Some respondents also encouraged us to use approval in trusted foreign countries as a direct substitute for meeting Canadian standards for:
They suggested that this would bring down the costs of importing drugs by lowering testing and information requirements.
Health Canada assesses each case individually. We will continue to take an approach that prioritizes consumer safety while ensuring the regulatory burden on manufacturers and importers is appropriate.
Clarity on duration of a designation for exceptional importation and sale
Some stakeholders wanted more clarity about how long manufacturers and importers can use the exceptional importation and sale option after we have added their product to a list of products designated to supply a shortage. Manufacturers and importers were concerned that they will be affected if products they sell are removed from the list.
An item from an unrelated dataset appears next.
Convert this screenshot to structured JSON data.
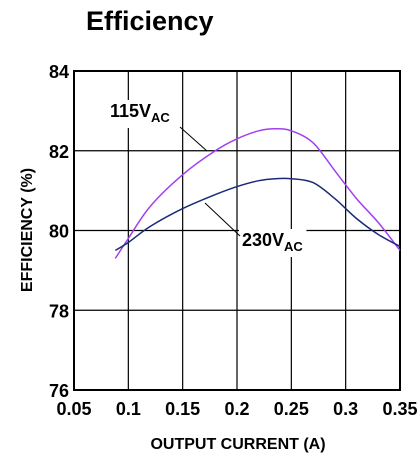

Some stakeholders suggested that:
- the government should consider imported drug products legal for sale until the product's expiry date
- Health Canada should set a definite end date for the sale of imported products before the product is imported
Under IO No. 2, a designated drug, biocide, medical device or food for a special dietary purpose can continue to be imported and sold as long as it's on a list of products designated for exceptional importation and sale. As the supply situation for a product changes, Health Canada may, in communication with the company, remove it from the list. Health Canada will consider formal timelines for imported products when developing regulatory amendments planned for fall 2021.
One stakeholder suggested that we stop allowing exceptional importation of medical devices after IO No. 2 is repealed or expires, if by that time it has been shown that Canada's market has responded to the demand created by COVID-19. We will consider this suggestion in developing regulatory amendments planned for the fall.
Availability of information for safe use in both official languages
Stakeholders requested clarification about new rules that require importers to make safety information available in English and French. Stakeholders asked for clarification on:
- which product lines will be affected
- who will be responsible for drafting safety information
- how and where that information must be available
We address these questions in the guidance documents published as part of the regulatory package for IO No. 2.
Health Canada is grateful for all of the feedback provided on the transition proposal, especially considering the short timelines. All comments received as a part of this consultation have been considered and helped to inform the design of:
- IO No. 2
- its accompanying guidance documents
Regulatory amendments are under development and are proposed for publication in the Canada Gazette, Part II as early as fall 2021.